Some will be thrilled with the grades their cadet achieved this semester. Others will not have fared that well and you’ll most likely have questions. The notes and links below should answer most of your questions. The links below will also bring you to the pages to find contact information for the appropriate person or department to address your questions. While this advice is manly for first year families, parents of cadets in all years may find the links helpful
If your cadet needs academic support they should see the Academic Support Center the beginning of second semester. If the grades were really not up to standard, your cadet will need to communicate with their academic adviser and possibly the Dean. This page for Academic Advising FAQs may help answer a few questions.
If you or your cadet will need to contact someone on campus, be aware the offices are closed from Dec. 22 – Jan. 2. See this press release for Winter Furlough Hours of Operation
Throughout the year if you have a question about something on campus and you aren’t sure who to talk to on campus, you can ask a few people.
If you’ve read this blog for a while you’ll already know this next bit of information. As I mentioned in this post from 2012, the beginning of second semester is tough for all cadets, knobs to seniors. They’ve just spent close to a month at home visiting with family and friends. Coming back to cadet life, getting up early, PT in the cold dark days of winter, is a tough reality.
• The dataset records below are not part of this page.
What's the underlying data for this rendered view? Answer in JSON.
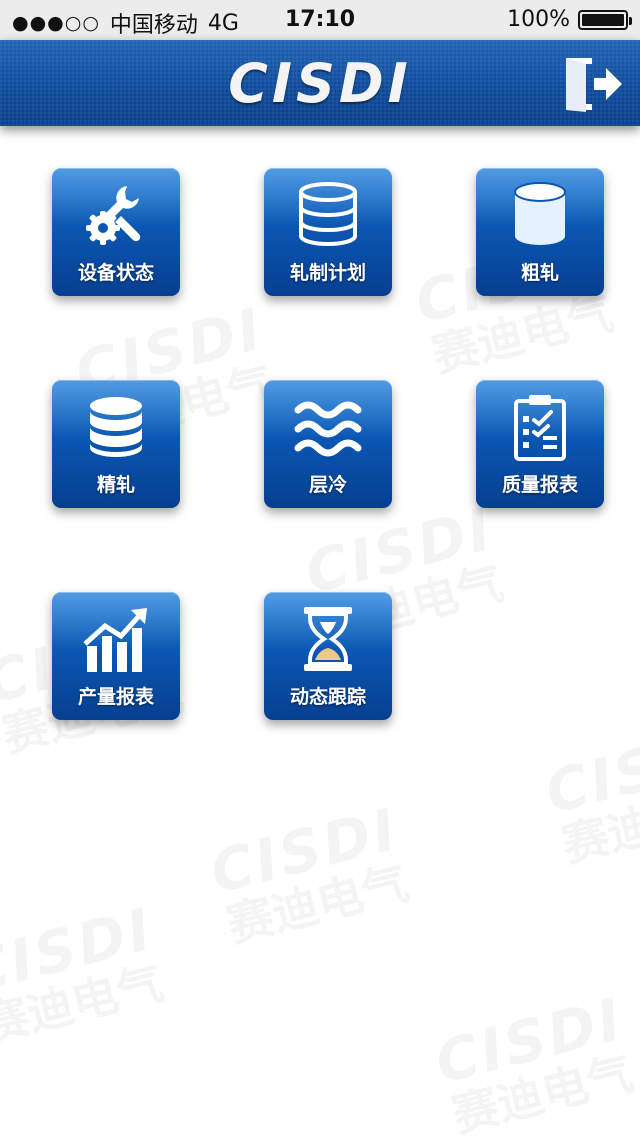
{
  "status_bar": {
    "signal": "●●●○○",
    "carrier": "中国移动",
    "network": "4G",
    "time": "17:10",
    "battery": "100%",
    "battery_level": 1.0
  },
  "header": {
    "logo": "CISDI",
    "exit_icon": "exit-door-icon"
  },
  "watermark": {
    "brand": "CISDI",
    "company": "赛迪电气"
  },
  "menu": {
    "items": [
      {
        "label": "设备状态",
        "icon": "wrench-gear-icon"
      },
      {
        "label": "轧制计划",
        "icon": "database-stack-icon"
      },
      {
        "label": "粗轧",
        "icon": "cylinder-icon"
      },
      {
        "label": "精轧",
        "icon": "database-stack-icon"
      },
      {
        "label": "层冷",
        "icon": "wave-icon"
      },
      {
        "label": "质量报表",
        "icon": "clipboard-checklist-icon"
      },
      {
        "label": "产量报表",
        "icon": "bar-chart-trend-icon"
      },
      {
        "label": "动态跟踪",
        "icon": "hourglass-icon"
      }
    ]
  },
  "colors": {
    "nav_bar": "#0d4a9c",
    "tile": "#0b57b3",
    "icon": "#ffffff"
  }
}
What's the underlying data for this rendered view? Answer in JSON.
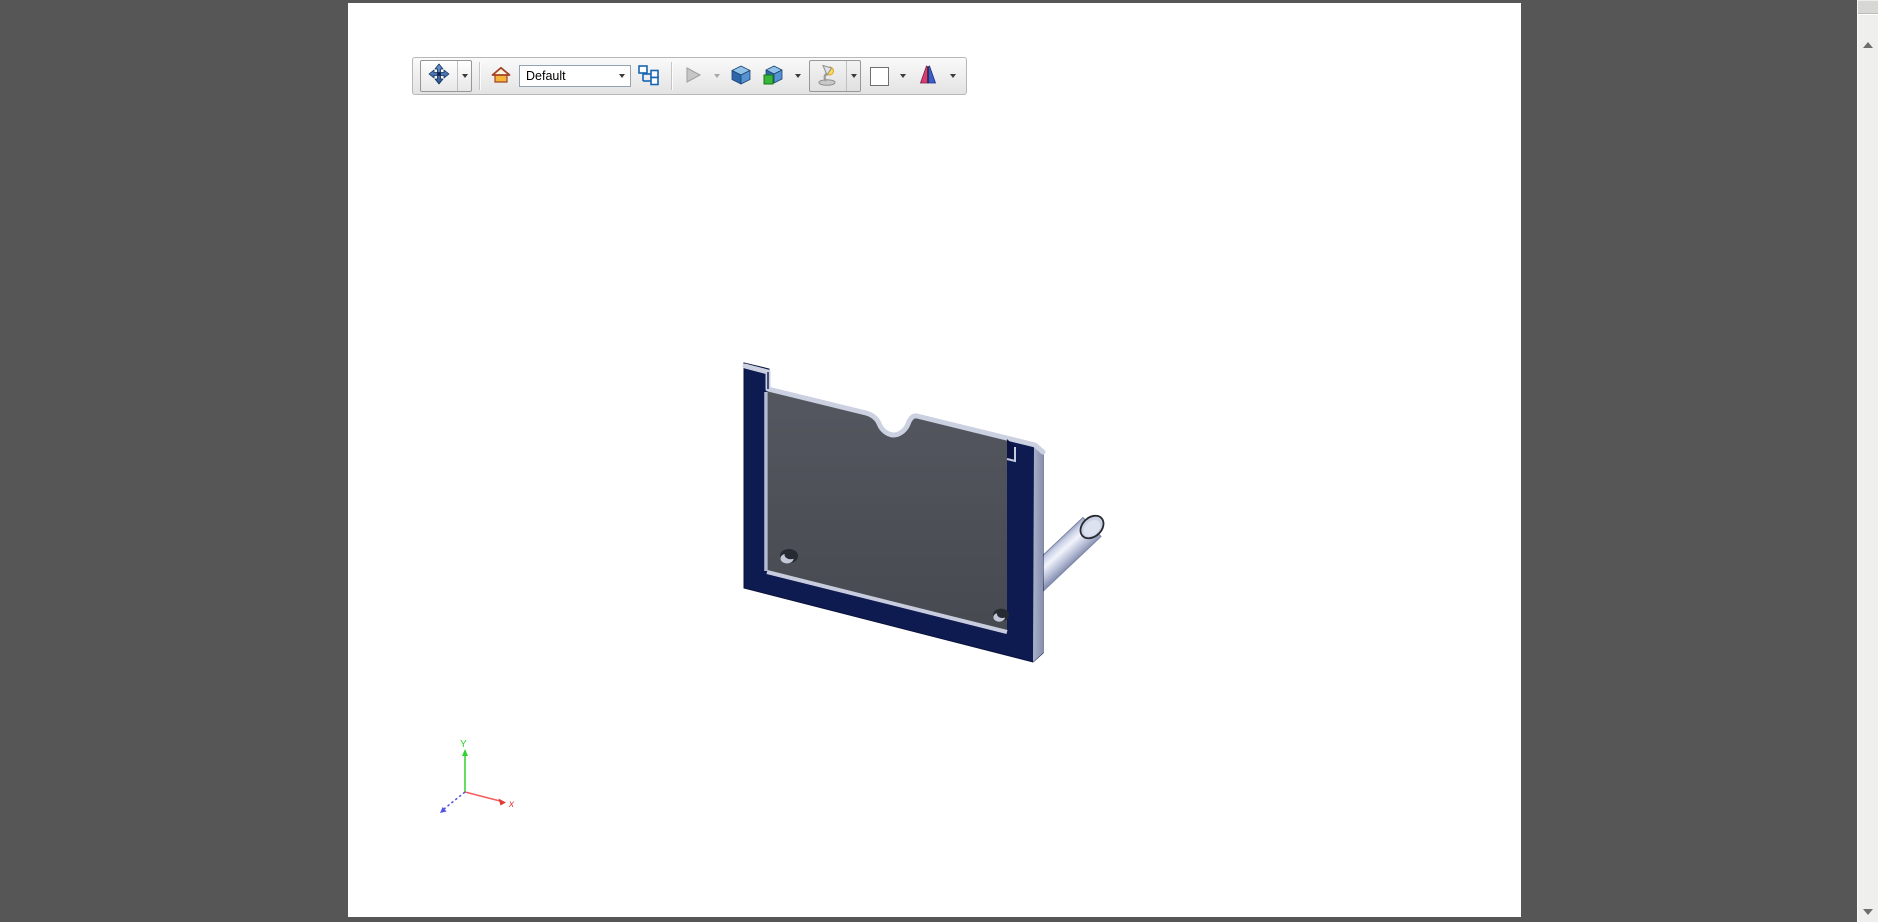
{
  "window": {
    "backdrop_color": "#565656",
    "canvas_color": "#ffffff"
  },
  "toolbar": {
    "config_dropdown": {
      "value": "Default"
    },
    "icons": [
      {
        "name": "pan-icon",
        "meaning": "pan/move view",
        "has_dropdown": true
      },
      {
        "name": "home-icon",
        "meaning": "home / default view"
      },
      {
        "name": "configuration-tree-icon",
        "meaning": "component tree"
      },
      {
        "name": "play-icon",
        "meaning": "play animation (disabled)",
        "has_dropdown": true
      },
      {
        "name": "shaded-cube-icon",
        "meaning": "shaded display mode"
      },
      {
        "name": "cube-green-face-icon",
        "meaning": "display mode options",
        "has_dropdown": true
      },
      {
        "name": "lamp-icon",
        "meaning": "lighting (toggled on)",
        "has_dropdown": true
      },
      {
        "name": "background-swatch-icon",
        "meaning": "background color",
        "has_dropdown": true
      },
      {
        "name": "cross-section-icon",
        "meaning": "cross section",
        "has_dropdown": true
      }
    ]
  },
  "viewport": {
    "triad": {
      "y_label": "Y",
      "x_label": "x"
    },
    "triad_colors": {
      "x": "#ee5555",
      "y": "#2fd32f",
      "z": "#5353e8"
    }
  },
  "model": {
    "description": "navy U-channel frame holding dark gray plate with notch, two holes, silver rod",
    "frame_color": "#0e1b50",
    "plate_color": "#4b4e59",
    "edge_color": "#ccd1e2",
    "rod_color": "#c9d0e4",
    "side_face_color": "#99a1bf"
  },
  "scrollbar": {
    "present": true
  }
}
For parents of knobs, if your son or daughter hasn’t questions their decision to attend The Citadel before, January and February are the months you may field that call. If you do get “the call” remind them that they are stronger than they think they are, encourage them to talk to their classmates. Once they talk to their classmates and other friends in the Corps they will realize they are not alone. It’s still tough but they will get through it. Remind them that Recognition Day is not too far off, March 17, this year.
This experience is so common the cadets have a name for it, the PG version is F’d up February. It is also tough when their friends decide for a variety of reasons not to return.
If you are a family with a student who has decided to leave The Citadel, I wish you and your student the best in their next endeavors.
My best wishes to all The Citadel cadets and families this holiday season.
Merry Christmas, Happy Hanukkah-Chanukah, Happy New Year!!